What is the Polymerase Chain Reaction (PCR)?
PCR is a molecular technique frequently applied to amplify regions of interest in DNA, resulting in millions or billions of copies.
The PCR reaction is made possible through the use of the thermostable DNA polymerase enzyme known as Taq polymerase. Taq refers to the heat-resistant bacteria (Thermus aquaticus) the polymerase is found. Using this heat-stable DNA polymerase enzyme is essential since the PCR reaction involves cyclic changes in temperature ranging from 50 – 98oC, therefore unlike other polymerase enzymes, this one will not degrade when exposed to extreme temperatures.
Components of the PCR
Performing PCR is relatively simple and cheap to do. All that is required are four components.
DNA template
The DNA template is the starting material for the PCR. It contains the region you want to amplify. Examples of template DNA used in PCR include genomic DNA (gDNA) and complementary DNA (cDNA).
PCR primers
PCR primers are short pieces, usually around 20 bps in length, of single-stranded DNA. The primers are made as a pair: a forward and reverse primer, which are designed to bind to the complementary sequence surrounding the region you want to amplify.
PCR-grade water
PCR-grade water is pure water which is free from DNase and RNase enzymes. The water is used to normalise the total volume between the samples.
PCR reaction mixture
The PCR mixture contains the Taq DNA polymerase, the enzyme responsible for performing the amplification, nucleotides, as well as other substances required for the PCR reaction, such as magnesium ions. Sometimes these components are supplied separately.
Overview of the PCR procedure
A typical PCR procedure can be broken down into different steps. These are described in more detail below.
1. Initial denaturation
This step is performed for two reasons. The first is to activate the Taq polymerase enzyme. The second is to denature the DNA starting material. The time used for the initial denaturation step will vary depending upon the type of Taq polymerase used and type of starting material. For example, genomic DNA requires longer incubation times since it is double-stranded and contains more bonds that have to be broken, whereas cDNA is already single stranded so requires less time.
2. Cycle phase
Now begins the start of the cycle phase containing a denaturation, annealing and extension step. This is the vital part of the PCR procedure in order to amplify the region of interest. Generally, the cycle phase is repeated 25 – 40 times for optimal amplification. After each cycle, the amount of DNA amplified will double, therefore, the larger the number of cycles used, the more material that will be amplified at the end of the reaction.
Cycle step 1: Denaturation
Like the initial denaturation, the purpose of the denaturation step in the cycle phase is to denature the template material. The material will be heat denatured from double-stranded DNA to single-stranded DNA to enable primer annealing.
Cycle step 2: Annealing
The temperature of the annealing step will vary depending upon the properties of the primers (such as the length and composition) used in the reaction. However, the lowering of temperature at this step is to enable primer binding to the single-stranded template.
Primers binds to the complementary sequence, see the above image for a schematic of primers binding to the DNA template.
Cycle step 3: Extension
The temperature is then raised again to 72oC to enable the Taq polymerase to bind to the 3′ prime end of the primers and extend the sequence. Eventually, the enzyme will copy the complementary sequence of DNA, thus reforming a double-stranded template again.

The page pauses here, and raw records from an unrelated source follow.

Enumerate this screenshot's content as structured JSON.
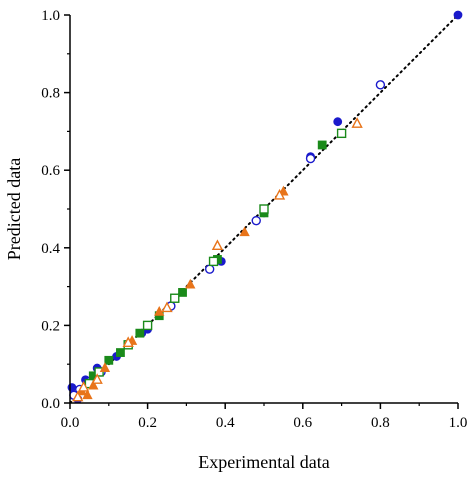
{
  "chart_data": {
    "type": "scatter",
    "title": "",
    "xlabel": "Experimental data",
    "ylabel": "Predicted data",
    "xlim": [
      0,
      1
    ],
    "ylim": [
      0,
      1
    ],
    "xticks": [
      "0.0",
      "0.2",
      "0.4",
      "0.6",
      "0.8",
      "1.0"
    ],
    "yticks": [
      "0.0",
      "0.2",
      "0.4",
      "0.6",
      "0.8",
      "1.0"
    ],
    "grid": false,
    "legend": "none",
    "reference_line": {
      "style": "dotted",
      "color": "#000000",
      "x": [
        0,
        1
      ],
      "y": [
        0,
        1
      ]
    },
    "series": [
      {
        "marker": "circle-filled",
        "color": "#1a1acc",
        "points": [
          [
            0.005,
            0.04
          ],
          [
            0.02,
            0.01
          ],
          [
            0.04,
            0.06
          ],
          [
            0.07,
            0.09
          ],
          [
            0.12,
            0.12
          ],
          [
            0.185,
            0.18
          ],
          [
            0.2,
            0.19
          ],
          [
            0.39,
            0.365
          ],
          [
            0.5,
            0.49
          ],
          [
            0.62,
            0.635
          ],
          [
            0.69,
            0.725
          ],
          [
            1.0,
            1.0
          ]
        ]
      },
      {
        "marker": "circle-open",
        "color": "#1a1acc",
        "points": [
          [
            0.01,
            0.02
          ],
          [
            0.025,
            0.035
          ],
          [
            0.05,
            0.055
          ],
          [
            0.08,
            0.08
          ],
          [
            0.26,
            0.25
          ],
          [
            0.36,
            0.345
          ],
          [
            0.48,
            0.47
          ],
          [
            0.62,
            0.63
          ],
          [
            0.8,
            0.82
          ]
        ]
      },
      {
        "marker": "square-filled",
        "color": "#1a8a1a",
        "points": [
          [
            0.06,
            0.07
          ],
          [
            0.1,
            0.11
          ],
          [
            0.13,
            0.13
          ],
          [
            0.18,
            0.18
          ],
          [
            0.23,
            0.225
          ],
          [
            0.29,
            0.285
          ],
          [
            0.38,
            0.37
          ],
          [
            0.5,
            0.49
          ],
          [
            0.65,
            0.665
          ]
        ]
      },
      {
        "marker": "square-open",
        "color": "#1a8a1a",
        "points": [
          [
            0.05,
            0.05
          ],
          [
            0.075,
            0.08
          ],
          [
            0.15,
            0.15
          ],
          [
            0.2,
            0.2
          ],
          [
            0.27,
            0.27
          ],
          [
            0.37,
            0.365
          ],
          [
            0.5,
            0.5
          ],
          [
            0.7,
            0.695
          ]
        ]
      },
      {
        "marker": "triangle-filled",
        "color": "#e8741a",
        "points": [
          [
            0.03,
            0.03
          ],
          [
            0.045,
            0.02
          ],
          [
            0.06,
            0.045
          ],
          [
            0.09,
            0.09
          ],
          [
            0.16,
            0.16
          ],
          [
            0.23,
            0.235
          ],
          [
            0.31,
            0.305
          ],
          [
            0.45,
            0.44
          ],
          [
            0.55,
            0.545
          ]
        ]
      },
      {
        "marker": "triangle-open",
        "color": "#e8741a",
        "points": [
          [
            0.02,
            0.015
          ],
          [
            0.035,
            0.04
          ],
          [
            0.07,
            0.06
          ],
          [
            0.15,
            0.155
          ],
          [
            0.25,
            0.245
          ],
          [
            0.38,
            0.405
          ],
          [
            0.54,
            0.535
          ],
          [
            0.74,
            0.72
          ]
        ]
      }
    ]
  }
}
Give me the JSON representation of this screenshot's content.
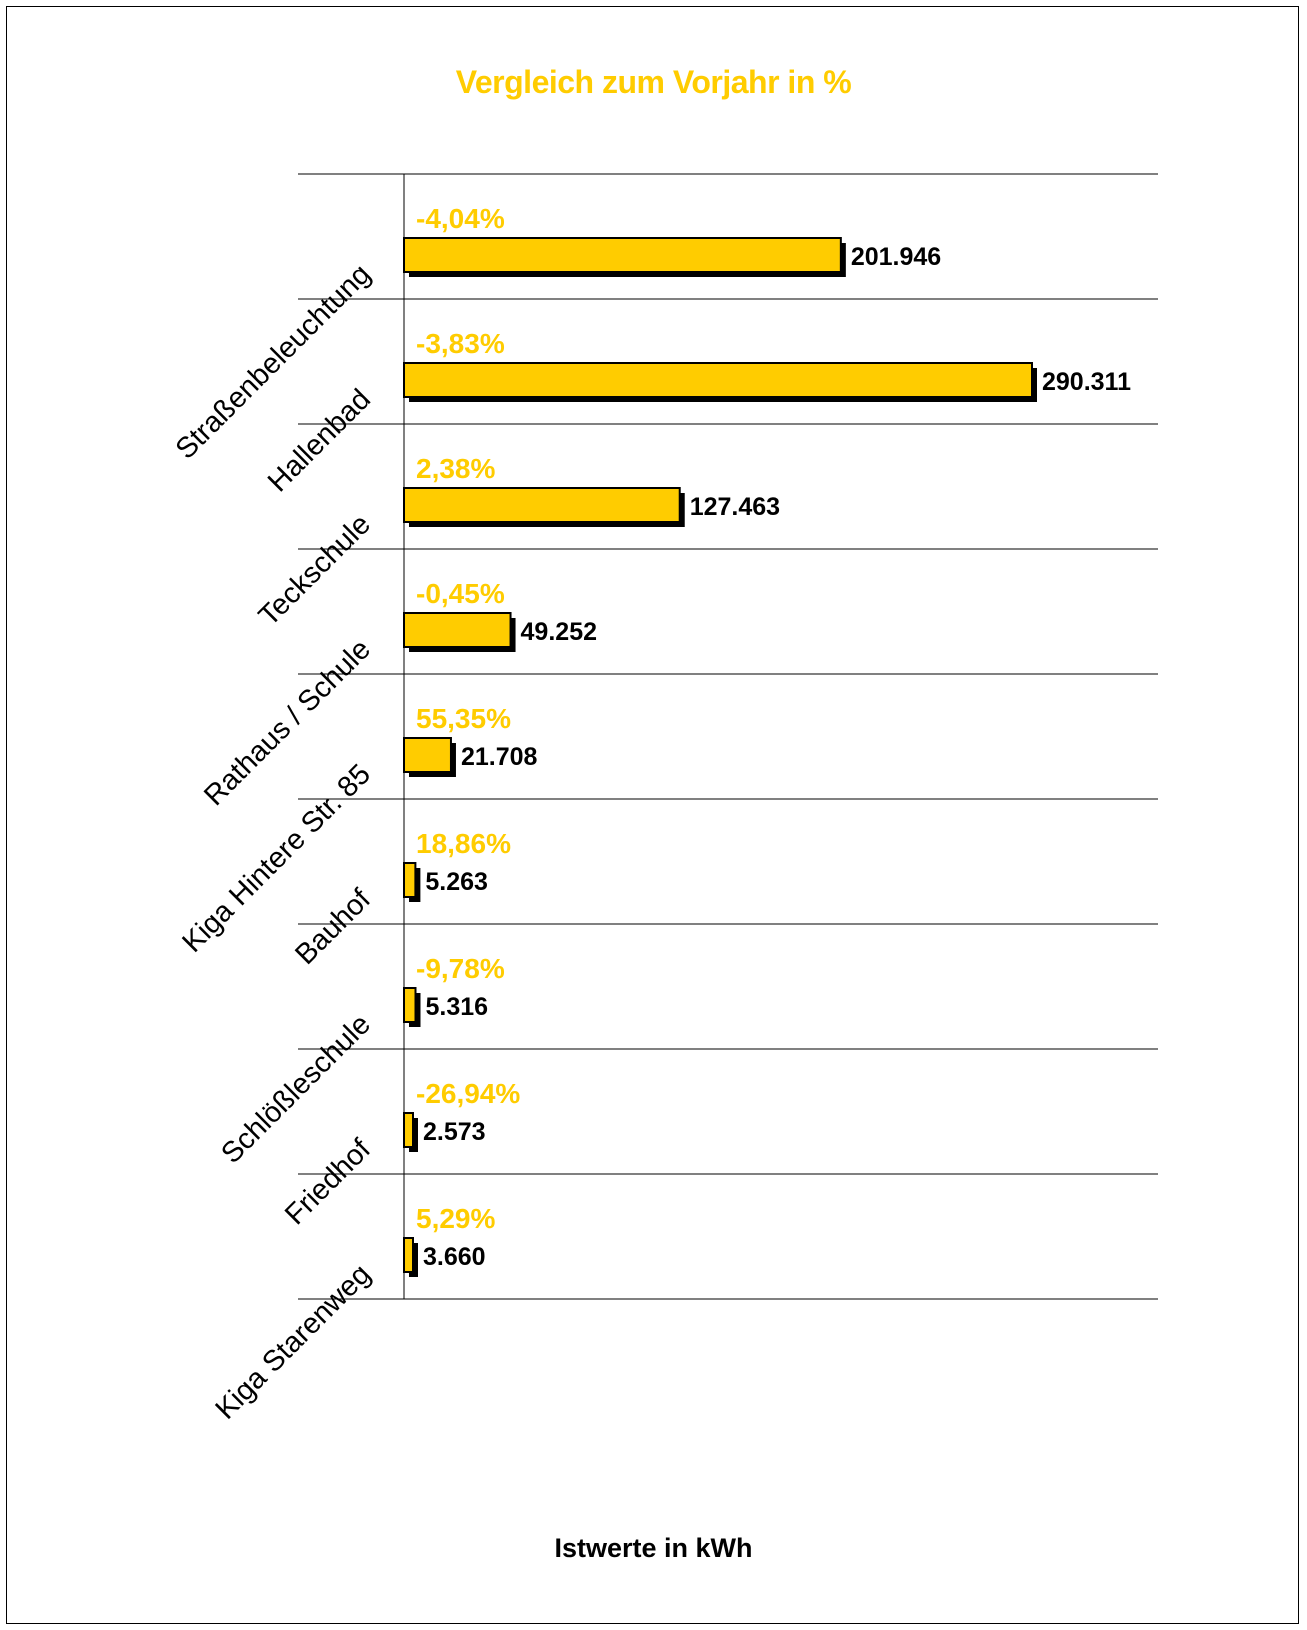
{
  "colors": {
    "bar": "#ffcc00",
    "bar_shadow": "#000000",
    "pct_label": "#ffcc00",
    "value_label": "#000000",
    "gridline": "#000000"
  },
  "chart_data": {
    "type": "bar",
    "orientation": "horizontal",
    "title": "Vergleich zum Vorjahr in %",
    "xlabel": "Istwerte in kWh",
    "ylabel": "",
    "xlim": [
      0,
      290311
    ],
    "grid": true,
    "categories": [
      "Straßenbeleuchtung",
      "Hallenbad",
      "Teckschule",
      "Rathaus / Schule",
      "Kiga Hintere Str. 85",
      "Bauhof",
      "Schlößleschule",
      "Friedhof",
      "Kiga Starenweg"
    ],
    "series": [
      {
        "values": [
          201946,
          290311,
          127463,
          49252,
          21708,
          5263,
          5316,
          2573,
          3660
        ],
        "labels": [
          "201.946",
          "290.311",
          "127.463",
          "49.252",
          "21.708",
          "5.263",
          "5.316",
          "2.573",
          "3.660"
        ]
      }
    ],
    "change_labels": [
      "-4,04%",
      "-3,83%",
      "2,38%",
      "-0,45%",
      "55,35%",
      "18,86%",
      "-9,78%",
      "-26,94%",
      "5,29%"
    ]
  }
}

The three cycle steps are then repeated, usually 25 to 40 times, to amplify the region of interest.
3. Final extension
Some protocols suggest adding a final extension step at the end of the cycle phase to ensure that all of the Taq polymerases have finished extending.
4. Hold
This is also an optional addition at the end of the procedure but is usually recommended, to basically keep the samples at a low enough temperature for storage and to avoid denaturation. This is particularly handy when you want to run a PCR program overnight and want to collect the samples the next day.